When I was 19, I went to a party thrown by some coworkers. I showed up with a guy friend who I trusted. The party was outside, in the warm night air. It was a blast – lots of drinking, dancing, and laughing. Another guy flirted with me. I had noticed him before, but never got up the nerve to speak to him. I felt super flattered that he was interested, so I nervously flirted back.
Later that night, I went inside the house with him. We sat on a pull-out bed on the couch and talked for a while, then he kissed me. I liked it. We began to make out, which felt nice and exciting. Maybe 5 minutes later, he pushed me down on the bed and got on top of me. I pushed him to my side and said I didn’t want to go further than kissing.
He responded by trying to pull my pants down. I grabbed them and we fought over them – him pulling them down and me pulling them up. I kept saying “no!” and “stop!” He didn’t. He pulled my pants to my knees and got on top of me again. His pants were off, and I was so confused because I didn’t even realize he had removed them. He was between my thighs and I tried to close them, tried to push him off, but he was stronger than me. I felt his penis roughly poke my thighs, my vulva, trying to force its way into my body. I panicked. I didn’t want this.
At this point, with my forearm against his chest to try and hold him back, I remember thinking I couldn’t win this fight. I almost gave up and just let him do it, because I wasn’t strong enough to stop him. I felt weak and powerless.
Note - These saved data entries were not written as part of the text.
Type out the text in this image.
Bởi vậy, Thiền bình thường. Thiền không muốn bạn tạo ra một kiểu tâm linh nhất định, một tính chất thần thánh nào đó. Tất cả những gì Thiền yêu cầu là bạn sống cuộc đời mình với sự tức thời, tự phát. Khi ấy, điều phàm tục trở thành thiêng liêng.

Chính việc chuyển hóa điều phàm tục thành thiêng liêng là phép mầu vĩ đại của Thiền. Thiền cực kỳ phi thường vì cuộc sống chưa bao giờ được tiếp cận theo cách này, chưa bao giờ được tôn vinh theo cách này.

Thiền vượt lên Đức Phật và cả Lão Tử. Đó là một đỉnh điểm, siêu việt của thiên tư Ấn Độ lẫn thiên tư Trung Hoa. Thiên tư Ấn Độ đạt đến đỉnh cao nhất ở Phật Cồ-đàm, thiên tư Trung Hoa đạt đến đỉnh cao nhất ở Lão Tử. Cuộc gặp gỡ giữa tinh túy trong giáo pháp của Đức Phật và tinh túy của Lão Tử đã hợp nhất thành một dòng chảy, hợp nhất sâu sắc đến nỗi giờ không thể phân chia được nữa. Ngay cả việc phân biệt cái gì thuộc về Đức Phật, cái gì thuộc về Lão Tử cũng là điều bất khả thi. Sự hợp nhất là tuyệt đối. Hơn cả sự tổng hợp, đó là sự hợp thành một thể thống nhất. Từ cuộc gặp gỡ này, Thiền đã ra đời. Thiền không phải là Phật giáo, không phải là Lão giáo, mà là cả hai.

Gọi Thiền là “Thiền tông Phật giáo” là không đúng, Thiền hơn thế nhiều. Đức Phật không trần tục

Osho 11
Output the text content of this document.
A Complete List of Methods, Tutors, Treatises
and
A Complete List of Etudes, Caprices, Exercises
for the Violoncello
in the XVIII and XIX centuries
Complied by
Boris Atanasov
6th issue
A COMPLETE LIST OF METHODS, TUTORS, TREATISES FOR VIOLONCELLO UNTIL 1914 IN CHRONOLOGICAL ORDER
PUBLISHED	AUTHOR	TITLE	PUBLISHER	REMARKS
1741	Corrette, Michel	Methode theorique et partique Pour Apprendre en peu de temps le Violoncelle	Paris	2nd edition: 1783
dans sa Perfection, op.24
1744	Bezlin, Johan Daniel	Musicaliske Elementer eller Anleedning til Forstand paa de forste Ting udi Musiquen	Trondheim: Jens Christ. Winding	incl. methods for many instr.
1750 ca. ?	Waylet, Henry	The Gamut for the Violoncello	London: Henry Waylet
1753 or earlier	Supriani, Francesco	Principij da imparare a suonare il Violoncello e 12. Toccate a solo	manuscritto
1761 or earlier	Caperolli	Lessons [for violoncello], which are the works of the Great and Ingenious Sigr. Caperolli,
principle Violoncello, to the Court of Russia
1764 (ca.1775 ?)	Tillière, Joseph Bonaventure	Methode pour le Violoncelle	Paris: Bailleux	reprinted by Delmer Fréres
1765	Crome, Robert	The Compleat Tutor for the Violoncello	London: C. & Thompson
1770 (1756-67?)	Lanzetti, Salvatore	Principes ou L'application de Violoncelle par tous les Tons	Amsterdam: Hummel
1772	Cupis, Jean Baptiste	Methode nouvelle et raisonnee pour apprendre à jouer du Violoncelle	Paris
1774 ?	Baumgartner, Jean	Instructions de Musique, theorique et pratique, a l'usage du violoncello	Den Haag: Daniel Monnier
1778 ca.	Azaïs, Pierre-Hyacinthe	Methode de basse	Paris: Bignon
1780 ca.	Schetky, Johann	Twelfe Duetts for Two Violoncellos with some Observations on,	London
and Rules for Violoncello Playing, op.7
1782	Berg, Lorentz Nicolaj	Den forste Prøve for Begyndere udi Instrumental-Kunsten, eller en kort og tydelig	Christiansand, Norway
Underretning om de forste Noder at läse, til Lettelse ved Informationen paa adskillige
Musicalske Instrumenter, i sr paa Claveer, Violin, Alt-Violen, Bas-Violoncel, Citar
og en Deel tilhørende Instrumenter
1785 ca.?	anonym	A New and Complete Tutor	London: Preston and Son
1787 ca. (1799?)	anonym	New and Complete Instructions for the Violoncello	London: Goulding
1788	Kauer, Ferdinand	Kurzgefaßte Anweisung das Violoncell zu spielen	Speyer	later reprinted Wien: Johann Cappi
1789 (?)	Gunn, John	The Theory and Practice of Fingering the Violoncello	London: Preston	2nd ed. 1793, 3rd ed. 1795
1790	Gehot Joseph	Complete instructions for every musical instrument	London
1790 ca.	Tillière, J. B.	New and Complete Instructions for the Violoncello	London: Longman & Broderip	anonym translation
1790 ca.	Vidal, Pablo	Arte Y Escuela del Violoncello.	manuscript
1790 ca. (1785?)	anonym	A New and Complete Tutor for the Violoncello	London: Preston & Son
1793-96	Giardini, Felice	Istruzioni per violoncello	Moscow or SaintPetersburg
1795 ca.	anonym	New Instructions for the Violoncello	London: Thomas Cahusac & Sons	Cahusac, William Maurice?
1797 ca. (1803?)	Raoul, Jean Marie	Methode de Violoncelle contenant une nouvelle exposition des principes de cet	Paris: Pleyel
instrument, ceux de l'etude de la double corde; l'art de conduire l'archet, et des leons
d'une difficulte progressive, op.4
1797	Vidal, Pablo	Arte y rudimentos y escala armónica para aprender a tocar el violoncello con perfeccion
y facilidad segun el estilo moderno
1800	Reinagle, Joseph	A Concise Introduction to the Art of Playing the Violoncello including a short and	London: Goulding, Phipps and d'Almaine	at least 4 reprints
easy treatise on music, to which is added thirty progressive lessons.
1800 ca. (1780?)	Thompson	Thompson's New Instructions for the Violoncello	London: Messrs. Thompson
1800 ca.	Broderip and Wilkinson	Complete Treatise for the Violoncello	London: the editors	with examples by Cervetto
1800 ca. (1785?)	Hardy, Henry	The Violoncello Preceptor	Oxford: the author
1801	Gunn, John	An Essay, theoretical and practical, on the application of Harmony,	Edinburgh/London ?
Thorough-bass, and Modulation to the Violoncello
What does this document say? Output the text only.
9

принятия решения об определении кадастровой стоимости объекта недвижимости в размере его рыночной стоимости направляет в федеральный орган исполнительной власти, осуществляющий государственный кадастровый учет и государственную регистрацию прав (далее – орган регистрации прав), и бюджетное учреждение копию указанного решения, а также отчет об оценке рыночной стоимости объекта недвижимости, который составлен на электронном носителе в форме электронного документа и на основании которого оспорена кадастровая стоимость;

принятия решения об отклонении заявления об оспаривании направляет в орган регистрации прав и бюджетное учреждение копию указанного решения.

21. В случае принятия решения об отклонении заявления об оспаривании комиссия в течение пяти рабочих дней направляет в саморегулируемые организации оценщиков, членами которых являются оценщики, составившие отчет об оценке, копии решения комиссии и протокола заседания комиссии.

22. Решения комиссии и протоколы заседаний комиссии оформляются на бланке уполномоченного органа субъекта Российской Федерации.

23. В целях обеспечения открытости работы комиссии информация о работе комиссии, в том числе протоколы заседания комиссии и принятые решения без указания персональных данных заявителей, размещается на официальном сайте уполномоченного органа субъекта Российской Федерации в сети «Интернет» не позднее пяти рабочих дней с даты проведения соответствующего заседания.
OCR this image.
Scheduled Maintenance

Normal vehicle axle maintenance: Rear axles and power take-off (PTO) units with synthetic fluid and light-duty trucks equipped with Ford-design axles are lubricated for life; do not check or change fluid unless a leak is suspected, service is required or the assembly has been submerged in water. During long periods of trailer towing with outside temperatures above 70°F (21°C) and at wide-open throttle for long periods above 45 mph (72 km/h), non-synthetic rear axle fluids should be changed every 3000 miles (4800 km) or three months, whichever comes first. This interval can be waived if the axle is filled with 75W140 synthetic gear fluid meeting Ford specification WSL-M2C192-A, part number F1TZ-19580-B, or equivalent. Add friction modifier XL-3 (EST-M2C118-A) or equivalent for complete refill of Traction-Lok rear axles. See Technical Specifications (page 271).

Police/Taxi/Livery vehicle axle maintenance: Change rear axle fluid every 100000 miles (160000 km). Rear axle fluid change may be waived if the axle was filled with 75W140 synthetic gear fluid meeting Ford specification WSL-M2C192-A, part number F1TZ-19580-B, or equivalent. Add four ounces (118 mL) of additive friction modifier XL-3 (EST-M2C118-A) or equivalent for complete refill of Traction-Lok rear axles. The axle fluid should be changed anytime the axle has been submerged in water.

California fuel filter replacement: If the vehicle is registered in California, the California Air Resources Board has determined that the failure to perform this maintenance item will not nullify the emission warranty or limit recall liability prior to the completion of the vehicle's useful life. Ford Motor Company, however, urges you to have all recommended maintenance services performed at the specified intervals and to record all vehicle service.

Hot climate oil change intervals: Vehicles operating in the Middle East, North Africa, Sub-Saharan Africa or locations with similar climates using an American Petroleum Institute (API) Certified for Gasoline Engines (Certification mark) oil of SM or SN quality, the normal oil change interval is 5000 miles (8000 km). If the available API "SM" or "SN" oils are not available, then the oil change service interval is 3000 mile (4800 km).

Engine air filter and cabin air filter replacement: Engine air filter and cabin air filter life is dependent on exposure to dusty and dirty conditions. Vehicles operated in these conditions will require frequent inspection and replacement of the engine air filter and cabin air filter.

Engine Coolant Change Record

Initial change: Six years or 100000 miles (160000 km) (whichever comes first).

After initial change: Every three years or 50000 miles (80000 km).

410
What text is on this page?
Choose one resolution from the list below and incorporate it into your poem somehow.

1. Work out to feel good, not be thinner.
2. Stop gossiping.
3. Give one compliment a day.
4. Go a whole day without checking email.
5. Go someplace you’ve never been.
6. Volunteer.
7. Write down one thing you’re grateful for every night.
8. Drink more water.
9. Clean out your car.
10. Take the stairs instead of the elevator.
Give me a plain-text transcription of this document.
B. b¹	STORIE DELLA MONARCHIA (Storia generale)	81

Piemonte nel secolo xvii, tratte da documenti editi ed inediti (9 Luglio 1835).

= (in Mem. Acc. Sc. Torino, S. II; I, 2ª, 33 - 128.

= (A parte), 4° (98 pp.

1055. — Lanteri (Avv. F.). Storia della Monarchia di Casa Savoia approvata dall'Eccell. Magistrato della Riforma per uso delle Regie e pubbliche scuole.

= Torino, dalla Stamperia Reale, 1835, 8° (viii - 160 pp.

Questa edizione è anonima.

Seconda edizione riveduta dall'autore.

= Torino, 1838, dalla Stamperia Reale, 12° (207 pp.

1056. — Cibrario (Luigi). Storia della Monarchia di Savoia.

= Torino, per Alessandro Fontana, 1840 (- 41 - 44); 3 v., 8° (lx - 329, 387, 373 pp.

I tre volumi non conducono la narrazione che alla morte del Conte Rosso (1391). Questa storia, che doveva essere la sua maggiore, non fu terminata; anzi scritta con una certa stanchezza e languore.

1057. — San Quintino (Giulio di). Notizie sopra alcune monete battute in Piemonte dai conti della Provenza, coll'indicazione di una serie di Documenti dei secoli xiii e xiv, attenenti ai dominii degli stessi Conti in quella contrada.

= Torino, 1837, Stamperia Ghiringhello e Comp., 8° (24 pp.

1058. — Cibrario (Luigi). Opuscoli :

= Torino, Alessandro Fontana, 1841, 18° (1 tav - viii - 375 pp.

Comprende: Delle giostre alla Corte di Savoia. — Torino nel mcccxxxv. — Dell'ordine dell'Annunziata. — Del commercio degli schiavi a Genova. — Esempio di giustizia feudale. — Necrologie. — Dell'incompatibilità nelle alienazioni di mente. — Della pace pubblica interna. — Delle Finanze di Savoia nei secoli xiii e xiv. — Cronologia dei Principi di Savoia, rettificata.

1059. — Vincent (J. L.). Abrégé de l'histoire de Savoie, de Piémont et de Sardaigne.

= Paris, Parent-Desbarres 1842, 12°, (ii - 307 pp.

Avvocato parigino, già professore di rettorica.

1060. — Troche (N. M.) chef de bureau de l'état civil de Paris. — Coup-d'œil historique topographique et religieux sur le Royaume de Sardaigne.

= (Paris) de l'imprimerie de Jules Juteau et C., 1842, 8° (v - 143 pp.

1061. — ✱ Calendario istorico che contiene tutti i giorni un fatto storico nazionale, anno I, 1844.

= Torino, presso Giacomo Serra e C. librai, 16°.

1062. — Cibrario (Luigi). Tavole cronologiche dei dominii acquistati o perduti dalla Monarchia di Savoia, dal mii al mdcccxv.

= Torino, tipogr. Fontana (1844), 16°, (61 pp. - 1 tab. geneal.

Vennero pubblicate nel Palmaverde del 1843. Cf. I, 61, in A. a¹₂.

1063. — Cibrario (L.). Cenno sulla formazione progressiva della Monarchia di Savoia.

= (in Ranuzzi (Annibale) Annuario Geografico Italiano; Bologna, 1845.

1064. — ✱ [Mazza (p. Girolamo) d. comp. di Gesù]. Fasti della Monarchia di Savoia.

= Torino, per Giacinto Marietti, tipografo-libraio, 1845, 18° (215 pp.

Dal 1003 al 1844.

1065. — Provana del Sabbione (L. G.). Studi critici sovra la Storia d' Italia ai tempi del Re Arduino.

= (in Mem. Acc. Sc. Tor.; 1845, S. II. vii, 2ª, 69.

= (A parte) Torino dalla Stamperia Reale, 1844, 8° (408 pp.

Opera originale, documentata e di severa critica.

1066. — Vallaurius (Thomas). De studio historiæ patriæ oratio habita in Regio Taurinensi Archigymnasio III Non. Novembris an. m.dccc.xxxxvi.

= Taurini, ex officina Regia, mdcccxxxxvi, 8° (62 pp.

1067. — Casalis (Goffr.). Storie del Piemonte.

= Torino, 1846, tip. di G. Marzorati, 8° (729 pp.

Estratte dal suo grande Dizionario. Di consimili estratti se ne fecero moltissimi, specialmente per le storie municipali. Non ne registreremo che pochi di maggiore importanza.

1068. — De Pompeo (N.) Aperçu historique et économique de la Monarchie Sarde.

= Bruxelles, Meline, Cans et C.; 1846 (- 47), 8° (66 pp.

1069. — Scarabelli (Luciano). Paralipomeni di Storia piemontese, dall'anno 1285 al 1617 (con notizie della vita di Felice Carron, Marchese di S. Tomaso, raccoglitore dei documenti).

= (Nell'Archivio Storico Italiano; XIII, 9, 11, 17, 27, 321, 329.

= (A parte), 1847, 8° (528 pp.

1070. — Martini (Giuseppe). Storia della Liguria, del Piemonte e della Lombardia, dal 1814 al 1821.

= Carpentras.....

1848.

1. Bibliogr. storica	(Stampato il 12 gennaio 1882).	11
I gave one more hard shove while yelling, “no!” He tumbled to my side again… and stopped. I stared at him for a few moments, waiting to see what he was going to do. He pretended to be asleep. I ran out of there, sobbing the whole way home.
Later, I realized there was no one around when we started making out. Where was the friend I came with, all the other people? I still have no idea where they went. Did he tell them to leave?
Later, I heard he called me a bitch and said he hated me. For what? What did I do wrong?
Later, I felt like I didn’t deserve to feel bad because he didn’t actually rape me… it was an almost. And, if he didn’t rape me, then I should feel grateful.
But I didn’t feel grateful. I felt violated… and guilty for it because others had it so much worse than me.